Grandma brought the cup to the first tea party. Before she came, Janey put four pink plastic plates and teacups on her play table. Mommy gave her four sugar cookies for the pink platter in the middle of the table. She filled the teapot with water and carried it from the bathroom sink with both hands to put next to the cookies. Then she brushed Raggedy Ann’s hair and straightened Teddy’s arms before sitting them in their chairs opposite each other at the table.
Grandma had to sit on the floor because she was too big for her chair, but first she took the cup out of its nest of tissue paper in the flowered box she carried. When she put it on the table, Janey wanted to touch it, but she wasn’t allowed to handle glass things because she might break them. It was white like her best Sunday dress and had little pink roses on the side and on the saucer. Janey’s plastic tea set didn’t have saucers.
“This is yours, my Janey, but you can’t have it until you’re big enough to take care of it.” Grandma leaned over and kissed the top of her head, like she always did. “I painted the roses for you, my little gift from God.”
Janey didn’t spill when she poured water into the plastic cups. She smiled at Grandma while they nibbled their cookies. Janey ate Teddy’s cookie because he wasn’t hungry, but Grandma said Raggedy Ann might want hers later. Then Grandma came over and knelt by Janey.
“Would you like to drink out of your new tea cup?”
She poured the rest of the water into the beautiful cup and curled Janey’s little fingers around the painted roses, covering them with her long ones, and helped her lift it to her mouth.
“Ladies always sip our tea. We never guzzle when we drink.”
After that, Grandma always brought the cup to their tea parties.
There was a real china tea set under the Christmas tree when Janey was eight. It wasn’t much bigger than the old plastic one, but there were bright red butterflies on the thick china cups and teapot. Before Grandma came, Janey filled the teapot with Kool-Aid and arranged the tea set on the dining room table next to a plate of graham crackers. She picked dandelion flowers and put them in one of the cups.
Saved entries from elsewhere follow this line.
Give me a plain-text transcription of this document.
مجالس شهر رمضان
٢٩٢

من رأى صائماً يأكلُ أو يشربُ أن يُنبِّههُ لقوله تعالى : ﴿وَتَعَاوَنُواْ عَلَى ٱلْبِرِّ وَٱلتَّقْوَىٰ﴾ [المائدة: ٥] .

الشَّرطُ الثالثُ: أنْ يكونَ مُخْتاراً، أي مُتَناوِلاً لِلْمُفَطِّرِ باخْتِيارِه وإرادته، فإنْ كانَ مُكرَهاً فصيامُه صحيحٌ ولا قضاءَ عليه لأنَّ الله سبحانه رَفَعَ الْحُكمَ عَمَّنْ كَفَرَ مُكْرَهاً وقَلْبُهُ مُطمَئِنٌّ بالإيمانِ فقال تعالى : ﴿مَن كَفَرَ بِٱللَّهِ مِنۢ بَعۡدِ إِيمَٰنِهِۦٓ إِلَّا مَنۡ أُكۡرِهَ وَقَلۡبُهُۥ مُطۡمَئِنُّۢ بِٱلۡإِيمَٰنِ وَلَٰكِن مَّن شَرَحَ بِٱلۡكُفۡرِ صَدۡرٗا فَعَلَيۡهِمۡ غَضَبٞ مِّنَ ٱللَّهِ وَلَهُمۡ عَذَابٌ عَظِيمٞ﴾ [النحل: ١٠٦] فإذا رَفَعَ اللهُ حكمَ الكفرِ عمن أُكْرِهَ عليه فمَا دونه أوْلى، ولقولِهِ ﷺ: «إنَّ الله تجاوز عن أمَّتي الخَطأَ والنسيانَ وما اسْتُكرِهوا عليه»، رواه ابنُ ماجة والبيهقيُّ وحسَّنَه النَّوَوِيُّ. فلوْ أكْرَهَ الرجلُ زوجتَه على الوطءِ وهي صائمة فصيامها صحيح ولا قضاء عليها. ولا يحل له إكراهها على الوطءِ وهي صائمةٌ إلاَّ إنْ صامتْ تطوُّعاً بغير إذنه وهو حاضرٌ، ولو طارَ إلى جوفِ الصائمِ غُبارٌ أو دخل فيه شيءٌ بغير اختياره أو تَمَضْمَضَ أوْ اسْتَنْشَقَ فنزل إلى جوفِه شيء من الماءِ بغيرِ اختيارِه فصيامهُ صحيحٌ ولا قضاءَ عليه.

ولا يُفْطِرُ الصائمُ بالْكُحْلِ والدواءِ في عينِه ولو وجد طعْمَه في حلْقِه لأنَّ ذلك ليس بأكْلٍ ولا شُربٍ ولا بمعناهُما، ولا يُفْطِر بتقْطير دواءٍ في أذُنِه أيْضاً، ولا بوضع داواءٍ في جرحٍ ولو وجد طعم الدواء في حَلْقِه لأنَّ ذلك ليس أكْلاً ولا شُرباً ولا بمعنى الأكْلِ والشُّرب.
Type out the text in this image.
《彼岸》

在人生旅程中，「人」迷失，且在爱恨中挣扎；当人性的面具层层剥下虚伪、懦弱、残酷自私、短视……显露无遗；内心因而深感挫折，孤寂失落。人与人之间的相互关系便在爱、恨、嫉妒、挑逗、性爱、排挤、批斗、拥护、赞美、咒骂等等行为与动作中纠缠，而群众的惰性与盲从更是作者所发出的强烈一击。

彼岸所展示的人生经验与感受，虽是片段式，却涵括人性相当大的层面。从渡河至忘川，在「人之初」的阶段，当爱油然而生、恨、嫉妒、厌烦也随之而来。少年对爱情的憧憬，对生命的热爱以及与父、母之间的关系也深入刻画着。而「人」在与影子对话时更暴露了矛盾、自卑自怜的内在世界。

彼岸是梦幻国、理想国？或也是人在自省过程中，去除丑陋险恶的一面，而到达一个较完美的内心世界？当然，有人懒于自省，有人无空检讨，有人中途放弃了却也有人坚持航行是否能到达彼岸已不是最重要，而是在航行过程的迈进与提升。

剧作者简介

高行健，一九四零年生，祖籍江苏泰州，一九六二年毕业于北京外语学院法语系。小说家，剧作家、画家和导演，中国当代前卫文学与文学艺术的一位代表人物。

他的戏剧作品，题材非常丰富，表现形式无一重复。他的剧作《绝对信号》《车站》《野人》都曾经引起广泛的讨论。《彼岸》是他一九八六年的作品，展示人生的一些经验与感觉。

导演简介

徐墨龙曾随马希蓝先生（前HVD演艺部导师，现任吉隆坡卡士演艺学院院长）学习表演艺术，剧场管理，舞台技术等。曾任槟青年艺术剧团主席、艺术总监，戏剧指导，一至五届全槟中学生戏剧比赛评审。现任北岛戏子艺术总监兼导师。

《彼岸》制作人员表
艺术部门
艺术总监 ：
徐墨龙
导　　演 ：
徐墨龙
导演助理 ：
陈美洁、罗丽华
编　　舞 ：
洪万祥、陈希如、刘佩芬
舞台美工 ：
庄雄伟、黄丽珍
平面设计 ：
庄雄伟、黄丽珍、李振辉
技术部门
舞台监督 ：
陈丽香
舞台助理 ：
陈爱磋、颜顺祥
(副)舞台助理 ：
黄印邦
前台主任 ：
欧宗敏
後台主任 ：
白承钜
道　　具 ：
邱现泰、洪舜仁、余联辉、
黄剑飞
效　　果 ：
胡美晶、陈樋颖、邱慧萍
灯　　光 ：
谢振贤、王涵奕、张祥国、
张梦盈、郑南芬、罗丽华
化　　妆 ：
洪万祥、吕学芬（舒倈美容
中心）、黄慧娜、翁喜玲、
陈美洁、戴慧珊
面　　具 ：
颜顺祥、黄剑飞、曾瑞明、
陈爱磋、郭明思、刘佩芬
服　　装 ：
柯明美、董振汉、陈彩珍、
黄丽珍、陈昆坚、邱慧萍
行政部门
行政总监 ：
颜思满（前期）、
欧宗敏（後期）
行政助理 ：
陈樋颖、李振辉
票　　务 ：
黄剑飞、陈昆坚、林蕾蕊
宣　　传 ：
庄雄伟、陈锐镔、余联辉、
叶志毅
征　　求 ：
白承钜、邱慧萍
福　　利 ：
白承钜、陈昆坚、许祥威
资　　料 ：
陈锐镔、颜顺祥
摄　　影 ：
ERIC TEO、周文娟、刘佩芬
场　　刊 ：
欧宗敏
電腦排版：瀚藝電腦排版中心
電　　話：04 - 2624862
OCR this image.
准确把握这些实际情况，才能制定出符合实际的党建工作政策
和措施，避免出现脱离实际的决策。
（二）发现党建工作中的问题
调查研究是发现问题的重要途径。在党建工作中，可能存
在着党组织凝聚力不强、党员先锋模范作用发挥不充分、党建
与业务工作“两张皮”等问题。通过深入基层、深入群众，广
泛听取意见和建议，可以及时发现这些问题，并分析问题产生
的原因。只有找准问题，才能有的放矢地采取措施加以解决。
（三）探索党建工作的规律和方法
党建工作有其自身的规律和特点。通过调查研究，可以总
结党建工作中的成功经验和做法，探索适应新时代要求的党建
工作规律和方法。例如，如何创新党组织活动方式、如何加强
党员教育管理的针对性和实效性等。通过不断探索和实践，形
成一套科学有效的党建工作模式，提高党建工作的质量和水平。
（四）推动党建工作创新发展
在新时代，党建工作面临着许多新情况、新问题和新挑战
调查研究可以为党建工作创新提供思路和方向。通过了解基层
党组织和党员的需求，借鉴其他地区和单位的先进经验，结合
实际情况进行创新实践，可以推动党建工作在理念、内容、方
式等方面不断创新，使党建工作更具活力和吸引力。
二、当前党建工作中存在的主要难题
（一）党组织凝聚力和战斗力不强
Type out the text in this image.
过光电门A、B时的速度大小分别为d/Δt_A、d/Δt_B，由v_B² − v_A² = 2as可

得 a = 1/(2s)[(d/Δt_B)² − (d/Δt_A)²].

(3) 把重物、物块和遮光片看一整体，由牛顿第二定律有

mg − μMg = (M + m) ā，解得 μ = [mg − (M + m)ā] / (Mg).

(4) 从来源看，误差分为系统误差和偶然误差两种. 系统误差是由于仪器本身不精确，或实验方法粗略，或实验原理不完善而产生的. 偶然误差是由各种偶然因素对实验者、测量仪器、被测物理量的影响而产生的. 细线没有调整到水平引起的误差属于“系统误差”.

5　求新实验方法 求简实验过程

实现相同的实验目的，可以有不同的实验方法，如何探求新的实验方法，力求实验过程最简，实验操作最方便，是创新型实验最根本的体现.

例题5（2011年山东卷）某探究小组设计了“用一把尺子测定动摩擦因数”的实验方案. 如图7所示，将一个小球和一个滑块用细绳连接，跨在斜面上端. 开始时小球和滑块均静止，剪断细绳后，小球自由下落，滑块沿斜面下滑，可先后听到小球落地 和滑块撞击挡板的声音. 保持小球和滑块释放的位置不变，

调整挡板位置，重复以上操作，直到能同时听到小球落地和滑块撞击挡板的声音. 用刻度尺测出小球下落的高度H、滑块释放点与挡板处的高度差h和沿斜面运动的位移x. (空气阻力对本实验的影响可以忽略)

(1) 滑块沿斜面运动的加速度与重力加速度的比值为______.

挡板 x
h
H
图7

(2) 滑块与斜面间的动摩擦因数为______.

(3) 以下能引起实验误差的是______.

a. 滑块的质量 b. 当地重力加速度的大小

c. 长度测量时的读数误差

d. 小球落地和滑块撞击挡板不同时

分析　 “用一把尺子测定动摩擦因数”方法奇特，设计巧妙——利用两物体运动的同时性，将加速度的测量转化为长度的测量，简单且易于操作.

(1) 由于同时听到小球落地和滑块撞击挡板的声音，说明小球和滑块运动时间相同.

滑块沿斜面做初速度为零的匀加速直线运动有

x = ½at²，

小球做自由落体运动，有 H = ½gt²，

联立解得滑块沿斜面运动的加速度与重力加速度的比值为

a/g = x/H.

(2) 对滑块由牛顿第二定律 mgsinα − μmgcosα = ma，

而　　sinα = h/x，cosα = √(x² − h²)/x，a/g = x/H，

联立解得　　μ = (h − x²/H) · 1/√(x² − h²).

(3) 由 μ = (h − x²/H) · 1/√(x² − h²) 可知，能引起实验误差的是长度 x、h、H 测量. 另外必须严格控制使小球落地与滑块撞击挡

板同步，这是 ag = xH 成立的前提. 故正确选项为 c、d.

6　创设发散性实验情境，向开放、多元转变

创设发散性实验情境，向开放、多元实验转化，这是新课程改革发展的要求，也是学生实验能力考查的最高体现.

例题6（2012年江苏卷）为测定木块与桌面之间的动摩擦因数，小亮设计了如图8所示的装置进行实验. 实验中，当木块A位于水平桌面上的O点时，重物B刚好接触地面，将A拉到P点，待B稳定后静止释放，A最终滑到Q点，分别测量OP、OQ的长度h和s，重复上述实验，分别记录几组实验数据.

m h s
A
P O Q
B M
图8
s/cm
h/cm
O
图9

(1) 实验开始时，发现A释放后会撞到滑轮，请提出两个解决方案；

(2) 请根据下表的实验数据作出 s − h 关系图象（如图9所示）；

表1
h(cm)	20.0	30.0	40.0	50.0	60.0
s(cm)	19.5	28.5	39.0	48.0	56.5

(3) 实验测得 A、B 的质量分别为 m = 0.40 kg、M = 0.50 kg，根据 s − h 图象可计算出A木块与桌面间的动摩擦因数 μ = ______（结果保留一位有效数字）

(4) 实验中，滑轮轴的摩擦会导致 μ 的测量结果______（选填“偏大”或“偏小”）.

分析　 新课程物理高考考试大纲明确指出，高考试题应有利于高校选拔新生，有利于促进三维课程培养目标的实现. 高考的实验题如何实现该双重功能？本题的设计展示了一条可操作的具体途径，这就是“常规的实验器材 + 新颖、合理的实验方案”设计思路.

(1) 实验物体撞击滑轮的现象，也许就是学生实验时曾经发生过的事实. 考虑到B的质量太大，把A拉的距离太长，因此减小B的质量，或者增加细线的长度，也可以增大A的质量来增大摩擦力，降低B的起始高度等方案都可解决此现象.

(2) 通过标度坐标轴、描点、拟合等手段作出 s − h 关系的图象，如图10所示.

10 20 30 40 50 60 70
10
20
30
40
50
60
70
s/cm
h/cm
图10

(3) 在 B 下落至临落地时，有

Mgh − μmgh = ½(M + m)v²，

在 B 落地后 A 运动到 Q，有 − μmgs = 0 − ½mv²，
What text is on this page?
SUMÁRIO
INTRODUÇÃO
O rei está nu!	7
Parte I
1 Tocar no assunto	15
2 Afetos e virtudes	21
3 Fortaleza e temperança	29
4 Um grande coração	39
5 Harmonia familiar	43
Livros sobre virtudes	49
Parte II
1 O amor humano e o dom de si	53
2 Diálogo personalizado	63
Grandma took Janey’s special cup out of the box and kissed the top of her head like she always did. “Thank you for the flowers my little gift from God.”
Janey didn’t need help to sip from the cup anymore but she held it with two hands and took little sips of Kool-Aid.
“Ladies are always gentle,” Grandma said.
When Janey was twelve, Mommy let her use the good china with silver bands around the edges of the creamy white cups and plates. She helped Janey carry it into the living room on a silver tray. They filled the teapot with hot water and put a teabag on each saucer. Janey arranged mint leaves from the garden around the Fig Newtons on the cookie platter. Grandma kissed the top of her head and said, “It looks so lovely, my Janey. You are truly a gift from God.”
Janey was afraid to drink hot tea from her special cup, but she touched the painted roses with the tip of her finger. “Ladies love beauty,” Grandma said.
Mommy gave Janey the flowered box with her special tea cup when she was seventeen. Janey put it in a basket with a bud vase and a pink rose and carried it to the car. Before she unpacked them in the hospital room she went to the bed and kissed Grandma on the top of the head. “I love you Grandma. I’ve brought our tea.”
Grandma’s eyes were dull, but the corners of her mouth lifted a little. Janey put the rose on the table and swung it over the bed so Grandma could see it. Then she lifted her special cup out of its tissue paper nest and splashed a few drops of water into it.
“Mommy said you wanted me to have this now because I’m old enough to be careful with it.” She picked up one of Grandma’s hands and curled the frail fingers around the cup. With her own firm fingers holding Grandma’s, she raised the cup to the thin lips. “You are my gift from God, Grandma.”